The world-famous brand's former Cuban cigar remains a highly sought-after collectible
James Suckling
From the Print Edition:
Emeril Lagasse, Sept/Oct 2005

(continued from page 2)

The cigar guru always compared his cigars to the great reds of Bordeaux, emphasizing that his smokes were produced to improve with age. The fact that these cigars are still great after decades of box age underlines that Davidoff's departure from Cuba was never a question of quality. I remember Davidoff looking me straight in the eye and saying that the company had to leave Cuba because it could no longer be assured of the quality of the cigars it was getting. Zino even went on French television in the late 1980s and condemned the Cubans for poor quality. He burned 130,000 cigars in a huge bonfire, claiming that the cigars were unsalable.

However, I don't believe a word of this. It just can't be true in view of all the great Cuban Davidoffs I have smoked. The real story of the departure may be the conflict with Cuba over ownership of the brand, but the story of that dispute varies depending on which side you speak with. But that's business. And the mystery around the end of Davidoff's Cuban production does nothing to explain why the Cuban Davidoff blend was so outstanding.

I once spoke to the former manager of El Laguito factory in Havana about the blend.

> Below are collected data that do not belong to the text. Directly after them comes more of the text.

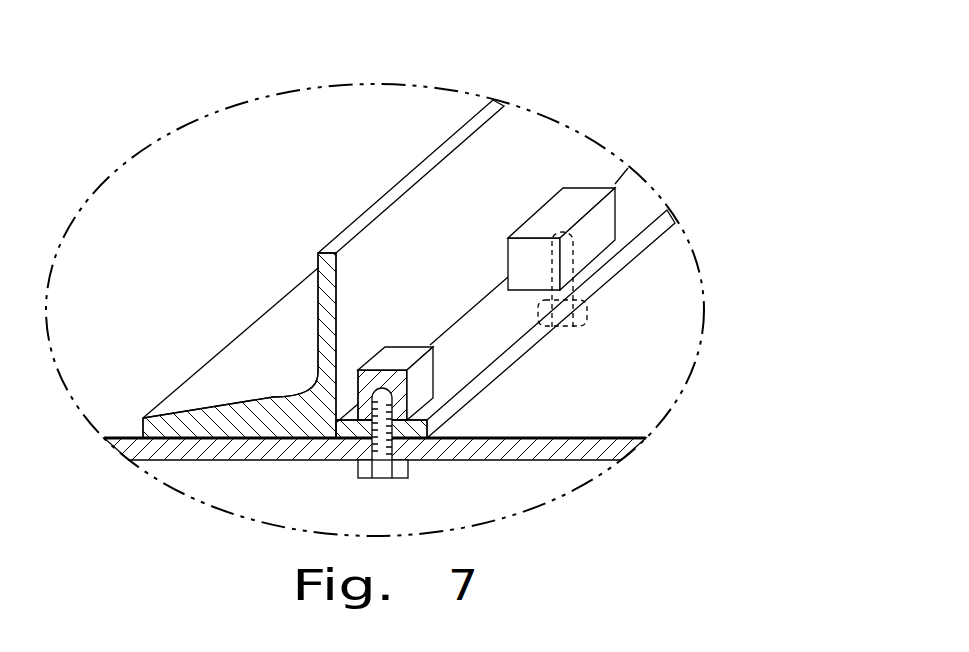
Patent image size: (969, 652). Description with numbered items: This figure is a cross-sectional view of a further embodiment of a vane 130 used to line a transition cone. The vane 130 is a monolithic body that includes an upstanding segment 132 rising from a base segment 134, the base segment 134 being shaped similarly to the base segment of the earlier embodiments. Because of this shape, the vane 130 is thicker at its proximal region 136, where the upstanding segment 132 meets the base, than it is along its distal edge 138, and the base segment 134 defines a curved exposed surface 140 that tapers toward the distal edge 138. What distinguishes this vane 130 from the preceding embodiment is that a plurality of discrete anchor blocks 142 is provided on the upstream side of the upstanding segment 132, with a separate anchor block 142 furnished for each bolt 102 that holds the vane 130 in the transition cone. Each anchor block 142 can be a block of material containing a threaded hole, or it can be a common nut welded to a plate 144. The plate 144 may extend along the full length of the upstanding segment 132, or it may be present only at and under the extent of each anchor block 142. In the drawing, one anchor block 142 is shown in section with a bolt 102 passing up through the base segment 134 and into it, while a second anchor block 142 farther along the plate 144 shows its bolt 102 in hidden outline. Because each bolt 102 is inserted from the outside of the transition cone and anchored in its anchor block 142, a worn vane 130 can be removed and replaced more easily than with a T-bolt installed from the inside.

The vane 130 is at (573, 97).
The upstanding segment 132 is at (517, 162).
The base segment 134 is at (197, 430).
The proximal region 136 is at (305, 400).
The distal edge 138 is at (143, 418).
The curved exposed surface 140 is at (250, 362).
The anchor block 142 is at (422, 388).
The plate 144 is at (618, 267).
The bolt 102 is at (395, 480).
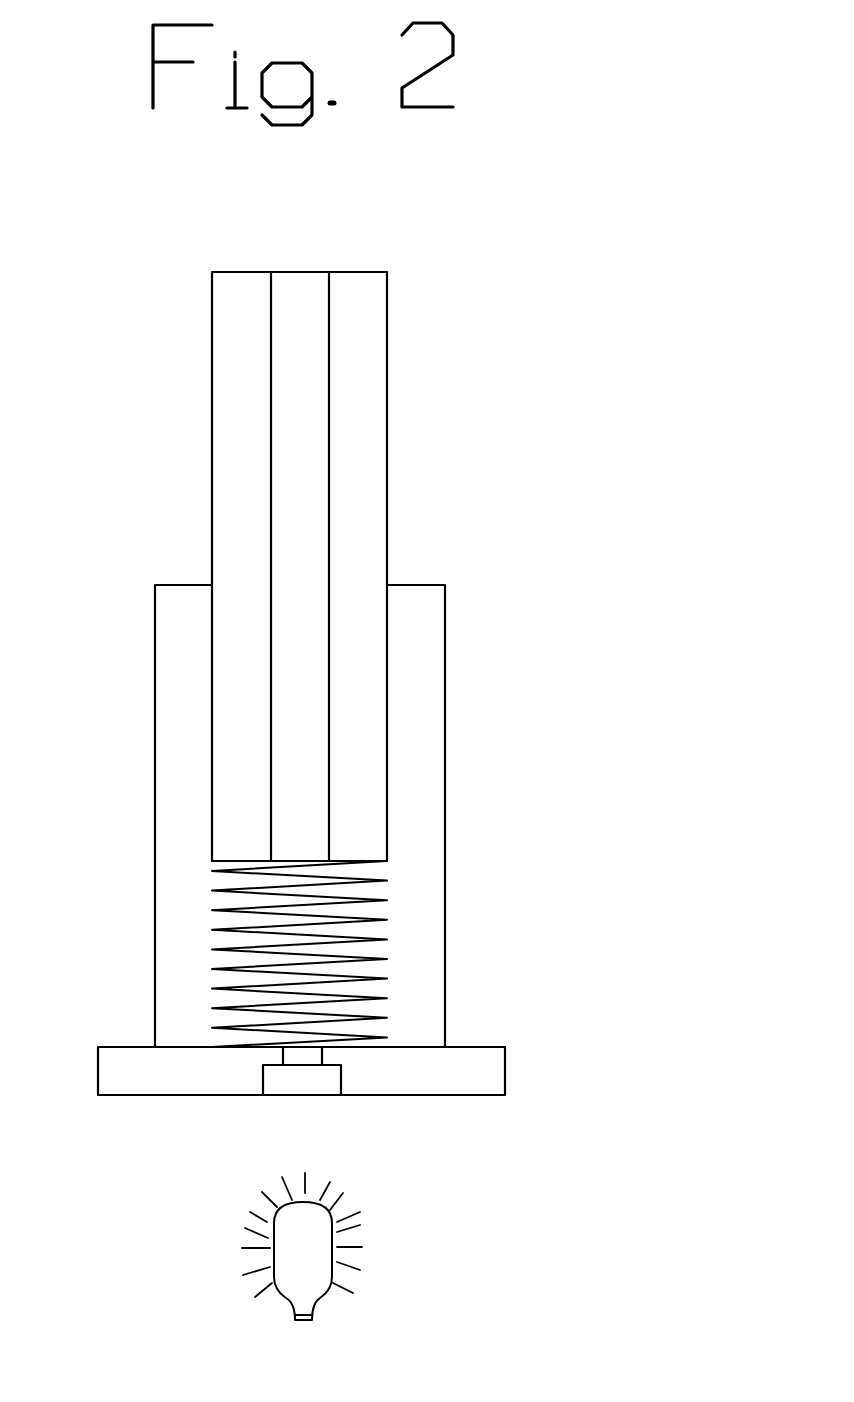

It was there that Davidoff had his No. 1s and No. 2s made as well as the Ambassadrices. The Cuban said that Davidoff basically followed the blend of Cohiba, but went for a slightly lighter wrapper to make the cigar smoother and more refined.

Who knows for sure what actually went on? In addition to El Laguito, Davidoff Cubans were made in the La Corona and Partagas factories. Some were also made outside of Havana. But the Cubans somehow maintained the blend whether it was a 5,000 or a Chateau Latour. They made about three million sticks per year.

Davidoff's annual production today in the Dominican Republic is three to four times that figure. The company is making some excellent cigars, but it can't emulate the magic it had in Cuba.

Schneider disagrees, of course. He said that even his sons-in-law were skeptical of the change from Cuba to the Dominican Republic when Davidoff made the move. "They were sure that we couldn't produce something as good or better than the Cubans," he recalled, getting ready to leave the Davidoff cigar shop in London. "But I took them to the Dominican Republic and they smoked the cigars themselves, and it wasn't long before they were convinced otherwise."

Some people may prefer Davidoffs from the Dominican Republic, but that doesn't take away anything from the legendary smokes under the same name that were once produced in Cuba.